Upon the appearance of defendant’s counsel, the lower court discharged the curator and the proceedings was carried on and disposed of contradictorily with the counsel whom the defendant had employed. The lower court overruled the defendant’s' exceptions and, after a hearing on the merits, rendered a judgment ordering the partition by private sale, conveying the defendant’s interest in the property to plaintiff. This judgment was affirmed, on appeal, by the Court of Appeal. See 95 So.2d 853. On application of the defendant, we granted writs and, after a hearing, affirmed the judgment. A rehearing was granted upon application of the defendant.

The defendant contends that the provisions of LSA-R.S. 9:171 et seq. are not applicable for the reason that her whereabouts were well known to the plaintiff and that because of her appearance through counsel of her own choice, having been made counsel of record, she was not an absentee within the meaning of the statute.
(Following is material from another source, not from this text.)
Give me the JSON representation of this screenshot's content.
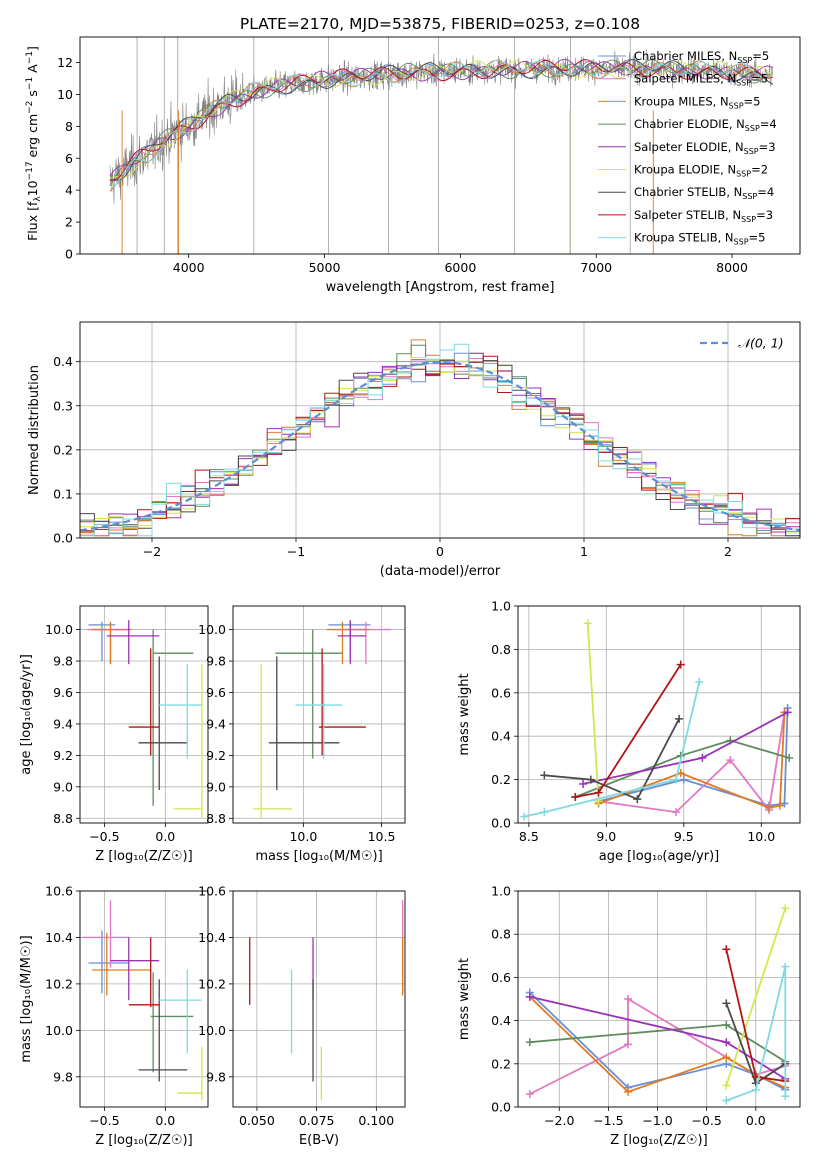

The defendant concedes that plaintiff is entitled to a partition under the law but contends that the partition must be by ordinary partition proceedings via public sale.

It appears from the record that the plaintiff well knew the whereabouts of the defendant and that it had negotiated with her through correspondence for the purchase of her interest in the property but the parties were unable to come to any agreement.

Section 171, Title 9 of the Revised Statutes is entitled “Partition of Absentee’s Property by Private Sale.” Section 171 (before amendment by Act 534 of 1956) reads as follows:

“Whenever to effect a partition, it is desired to sell for cash at private sale an entire property, regardless of its divisibility, and a record owner or owners of any interest or interests in the property are absent from the state and not represented of record in the parish where the property is situated, or his or their residence is unknown. *729or it is not known whether the record co-owner is or is not near, the other co-owners may file a petition in the district court of the parish in which the property is situated setting forth a full description of the property to he sold, the price and conditions of the private sale, and the reasons which make it advantageous to the co-owners to sell the property at private sale for cash to effect this partition.”

Plaintiff contends that since the defendant was absent from the state and not represented of record when the suit was brought that the provisions of LSA-R.S. 9:171 et seq. govern.

If we were to assume that the defendant’s rights are governed by LSA-R.S. 9:171 et seq. at the time this suit was filed, she would no longer be amenable to the provisions of these statutes after she made her appearance in the proceedings through an attorney of record. From a reading of these statutes dealing with the partition of an absentee’s property, it is obvious that the provisions were intended to apply to one who was not only absent but was in fact unrepresented in the proceedings. This is evident from the fact that these statutes require the publication of the notice of the filing of the petition in a newspaper and the appointment of an attorney at law as a curator ad hoc to “represent the absent, unlocated, or deceased ■co-owner.” It is clear from the language used therein that it only applies to the absentee who has made no appearance because it is stated: “Moreover, all of the proceedings shall be maintained contradictorily against the curator ad hoc in his said capacity.” It is further provided that the curator alone is authorized to execute the act of sale in his capacity on behalf of the absent, unlocated or deceased co-owner. It also provides that the share due the absent, unlocated, or deceased owner shall be deposited in the registry of the court. Certainly these provisions of the statute cannot be carried out under the facts in this case. The whole tenor of LSA-R.S. 9:171 et seq., dealing with the partition of an absentee’s property, clearly demonstrates that these provisions were only meant to apply to an absentee whose whereabouts are unknown, who remains unknown, and who has made no appearance, either in person or by counsel of record.

For the reasons assigned, the judgment of the lower court and the judgment of the court of appeal are reversed and set aside and the suit is dismissed at the cost of the plaintiff, Roy O. Martin Lumber Company, Incorporated.

HAWTHORNE, J., dissents. FOURNET, C. J., absent.